Hacker News new | ask | show | jobs
by adamredwoods 2248 days ago
I don't know if anyone (anymore) thinks that computer science is the same as software development. Knowing the latest library APIs, versus doing research to find a faster hash sort, are two different areas, IMO. I also wonder about the different industries and how they compare (SaaS vs CGI vs HFT).

I think if you want to forge new roads in programming, a little theoretical studying doesn't hurt, so why not explore a university degree.

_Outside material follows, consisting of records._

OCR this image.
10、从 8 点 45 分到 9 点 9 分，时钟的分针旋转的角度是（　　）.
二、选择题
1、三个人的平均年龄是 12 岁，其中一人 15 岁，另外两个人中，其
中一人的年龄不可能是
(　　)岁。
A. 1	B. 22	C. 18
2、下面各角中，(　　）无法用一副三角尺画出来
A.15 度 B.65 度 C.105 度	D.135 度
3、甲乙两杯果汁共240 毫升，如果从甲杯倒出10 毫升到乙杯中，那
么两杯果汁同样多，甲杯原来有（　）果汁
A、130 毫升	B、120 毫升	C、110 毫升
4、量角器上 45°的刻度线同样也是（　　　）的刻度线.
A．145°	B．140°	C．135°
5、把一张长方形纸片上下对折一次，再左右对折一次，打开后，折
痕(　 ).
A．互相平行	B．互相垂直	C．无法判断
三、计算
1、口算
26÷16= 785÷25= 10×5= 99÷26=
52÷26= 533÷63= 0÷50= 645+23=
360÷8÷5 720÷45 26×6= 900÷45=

I also do not enjoy the endless debates around self-taught versus schooling. I've seen real-life anecdotes from both viewpoints and find that it's too subjective for anyone to declare anything from either side. I personally don't recommend people jump out and grab a CS degree, but there are some good programs out there.

1 comments

So why not explore a university degree? Let me give you 300,000 reasons-- in other words, the price (in dollars) at a fancy university for said degree.

I'm not debating whether anyone should study this. I'm just saying that people who want to get jobs shouldn't need to study it. If you want to do the theoretical stuff, have at it. I'm just saying that it's failed my team as often as it has helped. If the theoretical model doesn't match the problem exactly, you can get the WRONG answer as that NP-complete obsessed dude did when he didn't look for a heuristic.

> the dimensions of the problem were such that a quick heuristic did perfectly fine.

This is also a theoretical model that they teach in CS programs.

Some teach this but many don't. They spend their time climbing the hierarchy and saying the word "exponential" again and again. The classes are obsessed with seeing every problem in Gary and Johnson as intractable.

My point is that many of these theoretical models cause as much trouble as they solve.

Do you think that this is only true of CS and programming, or of any degree and any job? And if not, what makes CS and programming special?